The first column is the address of the task_struct of the process:

(gdb) p *(struct task_struct *)0xde81cc00
$1 = {state = 1, stack = 0xde828000, usage = {counter = 2}, flags = 1077936384, ptrace = 0, 
  on_rq = 0, prio = 120, static_prio = 120, normal_prio = 120, rt_priority = 0, 
  sched_class = 0xc036596c <fair_sched_class>, se = {load = {weight = 1024, [...]

Each task contains a pointer towards the previous and next task. These pointers are actually pointing to the list itself and not the object. To get the exact address of the object, the kernel developers generally use container_of. The same macro is implemented in the plugin to quickly browse data structures. For example to find the next task_struct:

(gdb) p $container_of(init_task.tasks.next, "struct task_struct", "tasks")
$2 = (struct task_struct *) 0xde81cc00

It is also possible to lookup a task by its PID and examine its attributes:

(gdb) p $lx_task_by_pid(52).comm
$3 = "surfaceflinger\000"
(gdb) p *$lx_task_by_pid(52).cred
$4 = {usage = {counter = 122}, uid = 1000, gid = 1003, suid = 1000, sgid = 1003, euid = 1000, egid = 1003, 
  fsuid = 1000, fsgid = 1003, securebits = 0, cap_inheritable = {cap = {0, 0}}, cap_permitted = {cap = {0, 0}}, 
  cap_effective = {cap = {0, 0}}, cap_bset = {cap = {4294967295, 4294967295}}, security = 0xde100bc0, 
  user = 0xde13a500, user_ns = 0xc0486338 <init_user_ns>, group_info = 0xde072c80, rcu = {next = 0x0, func = 0x0}}

Finally, another command exists to check the consistency of a list:

(gdb) lx-list-check init_task.tasks
Starting with: {next = 0xde81cdc8, prev = 0xd7a6d1c8}
list is consistent: 54 node(s)

Limitations

Unfortunately, there are some limitations.

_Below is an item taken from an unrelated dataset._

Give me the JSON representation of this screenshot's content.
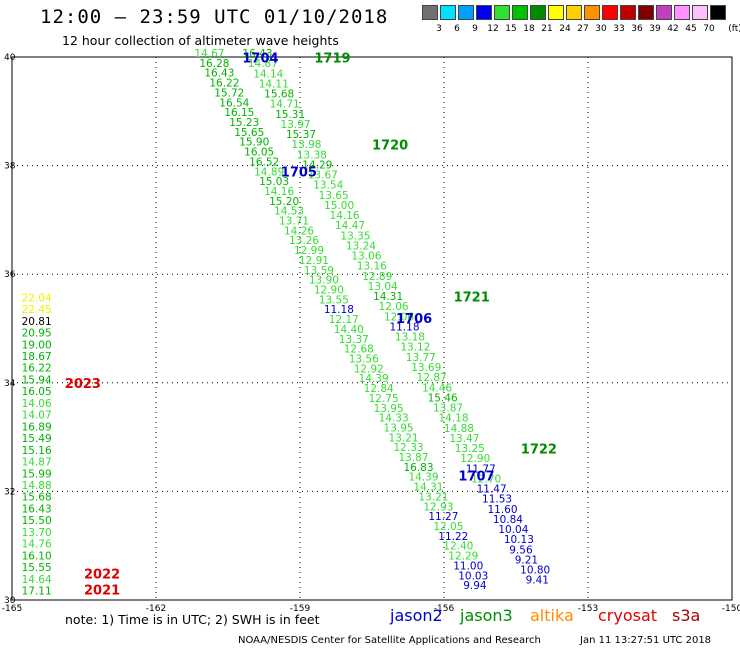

This plugin will only ever support the current version of Linux. For instance, in Linux 3.5, printk has been modified to use variable-length record buffer. In the 3.4 Android example, lx-dmesg will not work since it expects log_first_idx and other symbols which are not present. Ideally, an out of tree version should be done which will be compatible with previous releases.

Conclusion

We've seen how to install and use the vmlinux-gdb plugin. Although still at an early stage, I hope this simple plugin get used for internal kernel exploration.

Extra

When getting your hand on a server, always check if KDB is activated. If this is the case, gaining root access is trivial.